Em primeiro lugar, ele não alivia a barra do neoconservador Bush, que acertou ao invadir o Afeganistão para caçar os talibãs após o 11 de setembro, mas errou ao invadir o Iraque de Saddam Hussein, ou ao menos errou na estratégia traçada após a invasão. Ao desestabilizar as forças conflitantes das diferentes seitas locais, que de certa forma o regime cruel e ditatorial de Saddam mantinha controladas, Bush ajudou a influenciar na origem do Estado Islâmico.

Mas tampouco Obama é poupado. Sua política de retirar as tropas o mais rápido possível e reduzir o papel dos Estados Unidos como o “xerife do mundo”, por não ver nada de excepcional em seu papel pela paz global, acabou por jogar mais lenha na fogueira, e permitiu o crescimento exponencial dos terroristas islâmicos.

Coutinho chama essa “ambição caridosa” de Obama de “patética” e, de fato, é coisa de jardim da infância, de quem coloca a retórica acima da realidade, de quem se importa mais com o belo som das próprias palavras do que com as consequências de seus atos. O presidente que recebeu um Nobel da Paz antes mesmo de começar a governar acabou contribuindo, e muito, para a escalada da violência na região.

Como liberal que já foi até libertário, entendo as críticas aos neoconservadores. Essa ideia de defender o governo americano como polícia do mundo é um tanto arriscada, além de custosa para os pagadores de impostos americanos. Mas é um fardo que todo líder mundial precisa, de certa forma, encarar. A “pax romana” dependia do poder de Roma, a “pax britânica” da marinha inglesa, e a “pax americana” depende, ainda, da intimidação e poder do governo americano. Ser líder não é moleza, nem barato.

Da mesma forma que os americanos ajudaram na Segunda Guerra a salvar a Europa do nazismo, e depois a salvá-la do comunismo na Guerra Fria, os neoconservadores acreditam que é função dos americanos salvar o mundo do terrorismo islâmico, uma das maiores ameaças do momento.
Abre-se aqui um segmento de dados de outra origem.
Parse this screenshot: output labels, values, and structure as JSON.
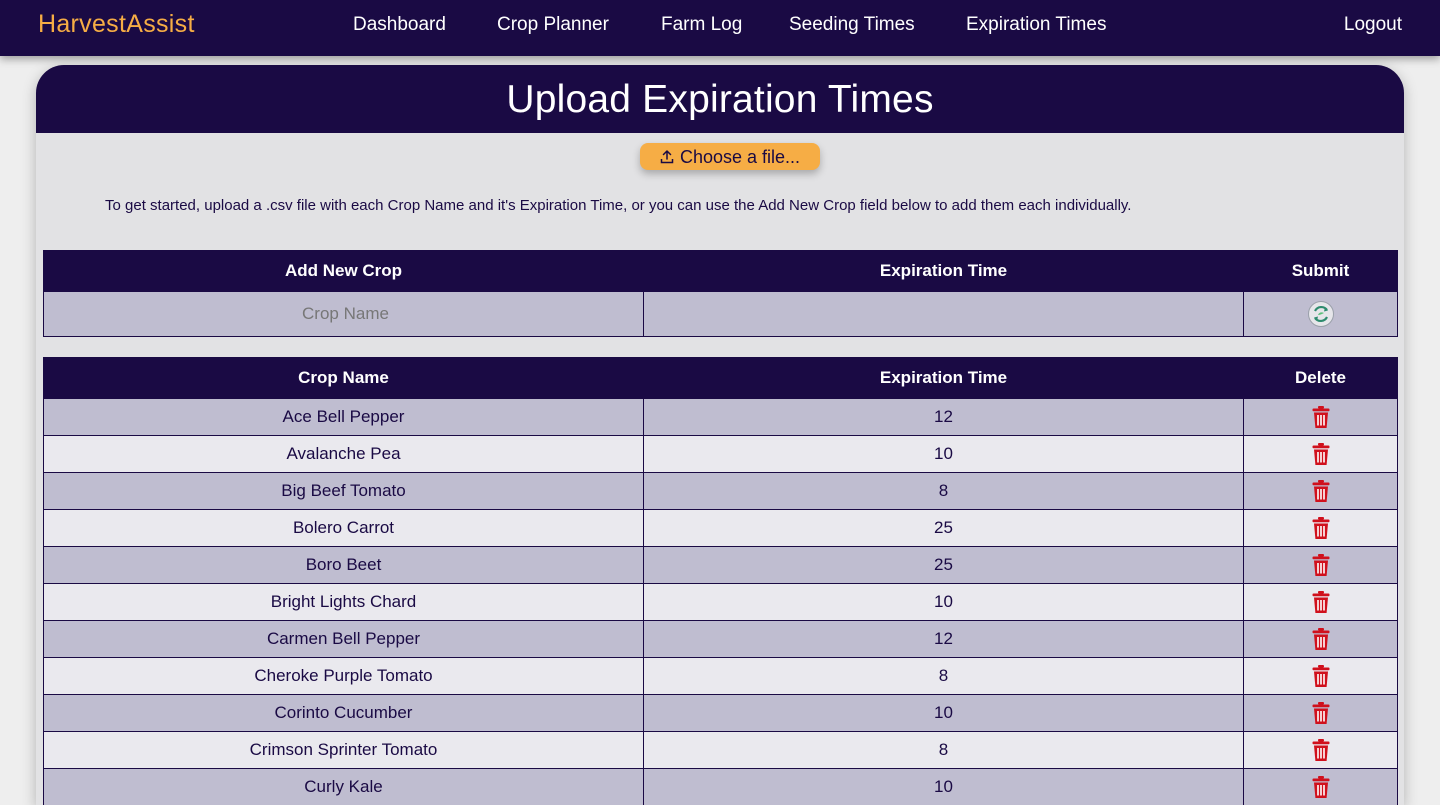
{
  "nav": {
    "brand": "HarvestAssist",
    "links": [
      "Dashboard",
      "Crop Planner",
      "Farm Log",
      "Seeding Times",
      "Expiration Times"
    ],
    "logout": "Logout"
  },
  "page": {
    "title": "Upload Expiration Times",
    "file_button": "Choose a file...",
    "intro": "To get started, upload a .csv file with each Crop Name and it's Expiration Time, or you can use the Add New Crop field below to add them each individually."
  },
  "add_form": {
    "headers": [
      "Add New Crop",
      "Expiration Time",
      "Submit"
    ],
    "crop_placeholder": "Crop Name",
    "expiration_value": ""
  },
  "crop_table": {
    "headers": [
      "Crop Name",
      "Expiration Time",
      "Delete"
    ],
    "rows": [
      {
        "name": "Ace Bell Pepper",
        "time": "12"
      },
      {
        "name": "Avalanche Pea",
        "time": "10"
      },
      {
        "name": "Big Beef Tomato",
        "time": "8"
      },
      {
        "name": "Bolero Carrot",
        "time": "25"
      },
      {
        "name": "Boro Beet",
        "time": "25"
      },
      {
        "name": "Bright Lights Chard",
        "time": "10"
      },
      {
        "name": "Carmen Bell Pepper",
        "time": "12"
      },
      {
        "name": "Cheroke Purple Tomato",
        "time": "8"
      },
      {
        "name": "Corinto Cucumber",
        "time": "10"
      },
      {
        "name": "Crimson Sprinter Tomato",
        "time": "8"
      },
      {
        "name": "Curly Kale",
        "time": "10"
      }
    ]
  },
  "colors": {
    "navy": "#1a0a44",
    "accent": "#f6ad45",
    "row_odd": "#bfbdd0",
    "row_even": "#eae9ee",
    "delete_red": "#d0101c"
  },
  "icons": {
    "upload": "upload-icon",
    "submit": "refresh-icon",
    "delete": "trash-icon"
  }
}
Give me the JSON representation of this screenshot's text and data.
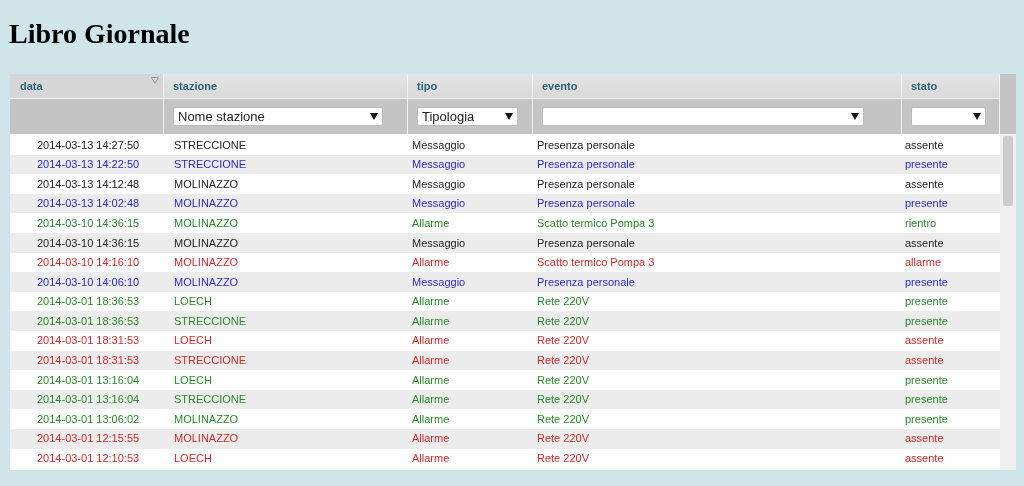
{
  "title": "Libro Giornale",
  "columns": [
    {
      "label": "data",
      "sorted": true
    },
    {
      "label": "stazione",
      "sorted": false,
      "filter": {
        "kind": "select",
        "value": "Nome stazione"
      }
    },
    {
      "label": "tipo",
      "sorted": false,
      "filter": {
        "kind": "select",
        "value": "Tipologia"
      }
    },
    {
      "label": "evento",
      "sorted": false,
      "filter": {
        "kind": "select"
      }
    },
    {
      "label": "stato",
      "sorted": false,
      "filter": {
        "kind": "select"
      }
    }
  ],
  "rows": [
    {
      "color": "#222222",
      "cells": [
        "2014-03-13 14:27:50",
        "STRECCIONE",
        "Messaggio",
        "Presenza personale",
        "assente"
      ]
    },
    {
      "color": "#2a2acc",
      "cells": [
        "2014-03-13 14:22:50",
        "STRECCIONE",
        "Messaggio",
        "Presenza personale",
        "presente"
      ]
    },
    {
      "color": "#222222",
      "cells": [
        "2014-03-13 14:12:48",
        "MOLINAZZO",
        "Messaggio",
        "Presenza personale",
        "assente"
      ]
    },
    {
      "color": "#2a2acc",
      "cells": [
        "2014-03-13 14:02:48",
        "MOLINAZZO",
        "Messaggio",
        "Presenza personale",
        "presente"
      ]
    },
    {
      "color": "#2a8a2a",
      "cells": [
        "2014-03-10 14:36:15",
        "MOLINAZZO",
        "Allarme",
        "Scatto termico Pompa 3",
        "rientro"
      ]
    },
    {
      "color": "#222222",
      "cells": [
        "2014-03-10 14:36:15",
        "MOLINAZZO",
        "Messaggio",
        "Presenza personale",
        "assente"
      ]
    },
    {
      "color": "#d42a2a",
      "cells": [
        "2014-03-10 14:16:10",
        "MOLINAZZO",
        "Allarme",
        "Scatto termico Pompa 3",
        "allarme"
      ]
    },
    {
      "color": "#2a2acc",
      "cells": [
        "2014-03-10 14:06:10",
        "MOLINAZZO",
        "Messaggio",
        "Presenza personale",
        "presente"
      ]
    },
    {
      "color": "#2a8a2a",
      "cells": [
        "2014-03-01 18:36:53",
        "LOECH",
        "Allarme",
        "Rete 220V",
        "presente"
      ]
    },
    {
      "color": "#2a8a2a",
      "cells": [
        "2014-03-01 18:36:53",
        "STRECCIONE",
        "Allarme",
        "Rete 220V",
        "presente"
      ]
    },
    {
      "color": "#d42a2a",
      "cells": [
        "2014-03-01 18:31:53",
        "LOECH",
        "Allarme",
        "Rete 220V",
        "assente"
      ]
    },
    {
      "color": "#d42a2a",
      "cells": [
        "2014-03-01 18:31:53",
        "STRECCIONE",
        "Allarme",
        "Rete 220V",
        "assente"
      ]
    },
    {
      "color": "#2a8a2a",
      "cells": [
        "2014-03-01 13:16:04",
        "LOECH",
        "Allarme",
        "Rete 220V",
        "presente"
      ]
    },
    {
      "color": "#2a8a2a",
      "cells": [
        "2014-03-01 13:16:04",
        "STRECCIONE",
        "Allarme",
        "Rete 220V",
        "presente"
      ]
    },
    {
      "color": "#2a8a2a",
      "cells": [
        "2014-03-01 13:06:02",
        "MOLINAZZO",
        "Allarme",
        "Rete 220V",
        "presente"
      ]
    },
    {
      "color": "#d42a2a",
      "cells": [
        "2014-03-01 12:15:55",
        "MOLINAZZO",
        "Allarme",
        "Rete 220V",
        "assente"
      ]
    },
    {
      "color": "#d42a2a",
      "cells": [
        "2014-03-01 12:10:53",
        "LOECH",
        "Allarme",
        "Rete 220V",
        "assente"
      ]
    }
  ]
}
O leitor é totalmente livre para discordar disso, mas não deveria, por isso, ignorar o fato de que a inação também gera consequências.

Eis a maior mensagem dessa confusão toda: deixar os “malucos” em paz não garante que o resultado de sua maluquice ficará restrito às suas fronteiras. Coutinho resume muito bem o que está em jogo:

A filosofia “neoconservadora” levou Bush para o Afeganistão (certo) e arrastou-o inutilmente para o Iraque (errado). E esse erro alimentou em Barack Obama o mesmo sentimento que os americanos tiveram depois da Primeira Guerra Mundial: um sentimento isolacionista, próprio de quem está cansado de ser a polícia do mundo.

Infelizmente, o mundo não tira férias quando os Estados Unidos decidem regressar para a toca. E não deixa de ser irônico que a filosofia “neoconservadora”, depois de todos os erros, seja hoje a única proposta realista para o problema: quando não tratamos dos problemas fora das fronteiras, eles acabam por cruzá-las com fúria e estrondo.

Sem ações militares contra o terrorismo jihadista, o Estado Islâmico conquistará cada vez mais territórios, irá desestabilizar cada vez mais países, e o fluxo migratório será cada vez maior. Alguém realmente acha que colocar milhões de muçulmanos foragidos para dentro dos países europeus em crise com seu estado de bem-estar social falido é uma boa solução, ou que é livre de graves consequências?

O debate sério, aqui, não tolera a retórica infantil e sensacionalista de quem só está preocupado com a própria imagem perante o público, e não com os efeitos concretos do que defende. Não há saída fácil para o enorme e complexo problema. Mas sabemos que a “primavera árabe” não passou de uma ilusão desses mesmos românticos sem compromisso com a realidade, e que sem um freio militar, os terroristas islâmicos farão um estrago cada vez maior, não só nos territórios que conquistarem, como no mundo todo.